With that covered I had just two more things to see in Japan. Not that I’ve seen everything here, but there is a limit to what one person can absorb. The Meiji Shrine is reputedly the best in Tokyo, so despite torrential rain and darkening skies I trekked over to see it. For a mega-city like this I was amazed how quickly the footpaths were swallowed into the forests. The canopy above, and admittedly the heavy rain clouds, hid all signs of the metropolis outside and I was suitably impressed by the low-rise buildings in the middle. The shrine was built to honour Emperor Meiji. Under his rule Japan ended its self-imposed isolation from the world, but was destroyed during WWII. Not exactly a good omen for dealing with other countries. Anyway, they rebuilt, true to the original design and imported massive cyprus trees from Korea rather than doing a slash-dab fero-concrete replica like some of the ‘restored’ castles.

Path to Meiji Shrine in the rain Meiji Shrine in the rain 

On the morning we left I mad an early diversion to the Tsujiki Fish Market. It’s where the daily catch comes in and gets auctioned off to restaurants. Apparently it’s a frenzy of flying fish when it kicks off at 5am, but the subways aren’t open then so I missed that part.

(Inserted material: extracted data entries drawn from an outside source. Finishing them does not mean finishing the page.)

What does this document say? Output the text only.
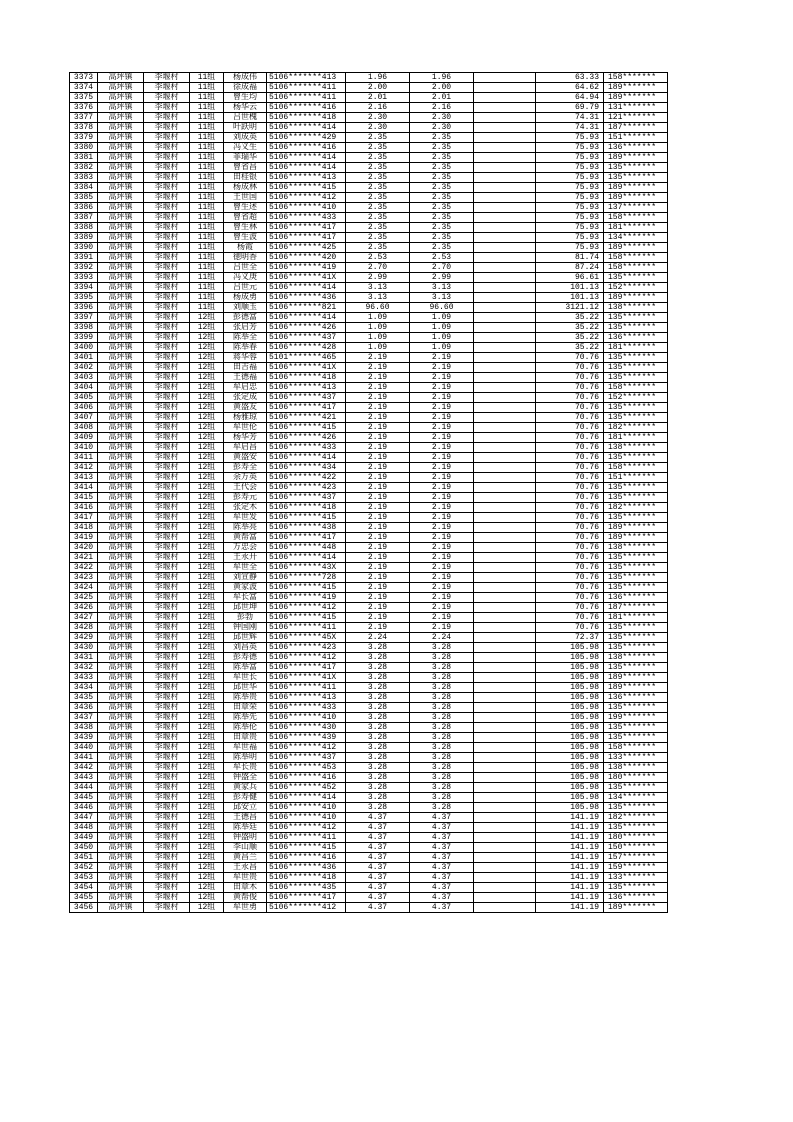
3373	高坪镇	李堰村	11组	杨成伟	5106*******413	1.96	1.96		63.33	158*******
3374	高坪镇	李堰村	11组	徐成福	5106*******411	2.00	2.00		64.62	189*******
3375	高坪镇	李堰村	11组	曾生均	5106*******411	2.01	2.01		64.94	189*******
3376	高坪镇	李堰村	11组	杨华云	5106*******416	2.16	2.16		69.79	131*******
3377	高坪镇	李堰村	11组	吕世槐	5106*******418	2.30	2.30		74.31	121*******
3378	高坪镇	李堰村	11组	叶跃明	5106*******414	2.30	2.30		74.31	187*******
3379	高坪镇	李堰村	11组	刘成英	5106*******429	2.35	2.35		75.93	151*******
3380	高坪镇	李堰村	11组	冯义生	5106*******416	2.35	2.35		75.93	136*******
3381	高坪镇	李堰村	11组	菲瑞华	5106*******414	2.35	2.35		75.93	189*******
3382	高坪镇	李堰村	11组	曾省昌	5106*******414	2.35	2.35		75.93	135*******
3383	高坪镇	李堰村	11组	田桂银	5106*******413	2.35	2.35		75.93	135*******
3384	高坪镇	李堰村	11组	杨成林	5106*******415	2.35	2.35		75.93	189*******
3385	高坪镇	李堰村	11组	王世国	5106*******412	2.35	2.35		75.93	189*******
3386	高坪镇	李堰村	11组	曾生述	5106*******410	2.35	2.35		75.93	137*******
3387	高坪镇	李堰村	11组	曾省超	5106*******433	2.35	2.35		75.93	158*******
3388	高坪镇	李堰村	11组	曾生林	5106*******417	2.35	2.35		75.93	181*******
3389	高坪镇	李堰村	11组	曾生波	5106*******417	2.35	2.35		75.93	134*******
3390	高坪镇	李堰村	11组	杨霞	5106*******425	2.35	2.35		75.93	189*******
3391	高坪镇	李堰村	11组	徳明香	5106*******420	2.53	2.53		81.74	158*******
3392	高坪镇	李堰村	11组	吕世全	5106*******419	2.70	2.70		87.24	158*******
3393	高坪镇	李堰村	11组	冯义庚	5106*******41X	2.99	2.99		96.61	135*******
3394	高坪镇	李堰村	11组	吕世元	5106*******414	3.13	3.13		101.13	152*******
3395	高坪镇	李堰村	11组	杨成勇	5106*******436	3.13	3.13		101.13	189*******
3396	高坪镇	李堰村	11组	刘顺玉	5106*******821	96.60	96.60		3121.12	138*******
3397	高坪镇	李堰村	12组	彭德富	5106*******414	1.09	1.09		35.22	135*******
3398	高坪镇	李堰村	12组	张启芳	5106*******426	1.09	1.09		35.22	135*******
3399	高坪镇	李堰村	12组	陈举全	5106*******437	1.09	1.09		35.22	136*******
3400	高坪镇	李堰村	12组	陈举春	5106*******428	1.09	1.09		35.22	181*******
3401	高坪镇	李堰村	12组	蒋华蓉	5101*******465	2.19	2.19		70.76	135*******
3402	高坪镇	李堰村	12组	田吉福	5106*******41X	2.19	2.19		70.76	135*******
3403	高坪镇	李堰村	12组	王德福	5106*******418	2.19	2.19		70.76	135*******
3404	高坪镇	李堰村	12组	牟启忠	5106*******413	2.19	2.19		70.76	158*******
3405	高坪镇	李堰村	12组	张定成	5106*******437	2.19	2.19		70.76	152*******
3406	高坪镇	李堰村	12组	黄盛友	5106*******417	2.19	2.19		70.76	135*******
3407	高坪镇	李堰村	12组	杨雅琼	5106*******421	2.19	2.19		70.76	135*******
3408	高坪镇	李堰村	12组	牟世伦	5106*******415	2.19	2.19		70.76	182*******
3409	高坪镇	李堰村	12组	杨华芳	5106*******426	2.19	2.19		70.76	181*******
3410	高坪镇	李堰村	12组	牟启昌	5106*******433	2.19	2.19		70.76	138*******
3411	高坪镇	李堰村	12组	黄盛安	5106*******414	2.19	2.19		70.76	135*******
3412	高坪镇	李堰村	12组	彭寿全	5106*******434	2.19	2.19		70.76	158*******
3413	高坪镇	李堰村	12组	余万英	5106*******422	2.19	2.19		70.76	151*******
3414	高坪镇	李堰村	12组	王代会	5106*******423	2.19	2.19		70.76	135*******
3415	高坪镇	李堰村	12组	彭寿元	5106*******437	2.19	2.19		70.76	135*******
3416	高坪镇	李堰村	12组	张定木	5106*******418	2.19	2.19		70.76	182*******
3417	高坪镇	李堰村	12组	牟世发	5106*******415	2.19	2.19		70.76	135*******
3418	高坪镇	李堰村	12组	陈举亮	5106*******438	2.19	2.19		70.76	189*******
3419	高坪镇	李堰村	12组	黄帮富	5106*******417	2.19	2.19		70.76	189*******
3420	高坪镇	李堰村	12组	万忠会	5106*******448	2.19	2.19		70.76	138*******
3421	高坪镇	李堰村	12组	王永开	5106*******414	2.19	2.19		70.76	135*******
3422	高坪镇	李堰村	12组	牟世全	5106*******43X	2.19	2.19		70.76	135*******
3423	高坪镇	李堰村	12组	刘宣静	5106*******728	2.19	2.19		70.76	135*******
3424	高坪镇	李堰村	12组	黄家波	5106*******415	2.19	2.19		70.76	135*******
3425	高坪镇	李堰村	12组	牟长富	5106*******419	2.19	2.19		70.76	136*******
3426	高坪镇	李堰村	12组	邱世坤	5106*******412	2.19	2.19		70.76	187*******
3427	高坪镇	李堰村	12组	彭勃	5106*******415	2.19	2.19		70.76	181*******
3428	高坪镇	李堰村	12组	钟国刚	5106*******411	2.19	2.19		70.76	135*******
3429	高坪镇	李堰村	12组	邱世辉	5106*******45X	2.24	2.24		72.37	135*******
3430	高坪镇	李堰村	12组	刘昌英	5106*******423	3.28	3.28		105.98	135*******
3431	高坪镇	李堰村	12组	彭寿德	5106*******412	3.28	3.28		105.98	138*******
3432	高坪镇	李堰村	12组	陈举富	5106*******417	3.28	3.28		105.98	135*******
3433	高坪镇	李堰村	12组	牟世长	5106*******41X	3.28	3.28		105.98	189*******
3434	高坪镇	李堰村	12组	邱世华	5106*******411	3.28	3.28		105.98	189*******
3435	高坪镇	李堰村	12组	陈举贵	5106*******413	3.28	3.28		105.98	136*******
3436	高坪镇	李堰村	12组	田章荣	5106*******433	3.28	3.28		105.98	135*******
3437	高坪镇	李堰村	12组	陈举先	5106*******410	3.28	3.28		105.98	199*******
3438	高坪镇	李堰村	12组	陈举伦	5106*******430	3.28	3.28		105.98	135*******
3439	高坪镇	李堰村	12组	田章贵	5106*******439	3.28	3.28		105.98	135*******
3440	高坪镇	李堰村	12组	牟世福	5106*******412	3.28	3.28		105.98	158*******
3441	高坪镇	李堰村	12组	陈举明	5106*******437	3.28	3.28		105.98	133*******
3442	高坪镇	李堰村	12组	牟长贵	5106*******453	3.28	3.28		105.98	138*******
3443	高坪镇	李堰村	12组	钟盛全	5106*******416	3.28	3.28		105.98	180*******
3444	高坪镇	李堰村	12组	黄家兵	5106*******452	3.28	3.28		105.98	135*******
3445	高坪镇	李堰村	12组	彭寿健	5106*******414	3.28	3.28		105.98	134*******
3446	高坪镇	李堰村	12组	邱安立	5106*******410	3.28	3.28		105.98	135*******
3447	高坪镇	李堰村	12组	王德昌	5106*******410	4.37	4.37		141.19	182*******
3448	高坪镇	李堰村	12组	陈举廷	5106*******412	4.37	4.37		141.19	135*******
3449	高坪镇	李堰村	12组	钟盛明	5106*******411	4.37	4.37		141.19	180*******
3450	高坪镇	李堰村	12组	李山顺	5106*******415	4.37	4.37		141.19	150*******
3451	高坪镇	李堰村	12组	黄昌兰	5106*******416	4.37	4.37		141.19	157*******
3452	高坪镇	李堰村	12组	王永昌	5106*******436	4.37	4.37		141.19	159*******
3453	高坪镇	李堰村	12组	牟世贵	5106*******418	4.37	4.37		141.19	133*******
3454	高坪镇	李堰村	12组	田章木	5106*******435	4.37	4.37		141.19	135*******
3455	高坪镇	李堰村	12组	黄帮俊	5106*******417	4.37	4.37		141.19	136*******
3456	高坪镇	李堰村	12组	牟世勇	5106*******412	4.37	4.37		141.19	189*******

What I saw was the stalls chopping up their seafood and scooting them around on specially-made carts that featured a strange vertically mounted engine that swiveled a full 360 degrees and was accelerated by a circular handle on top. It’s almost like a fairground bumper-car, if pressing the steering wheel made it move. Hundreds of these things were weaving in and out as I, and many more tourists, meandered between the piles of frozen tuna, bleeding eels and some fish that were still twitching.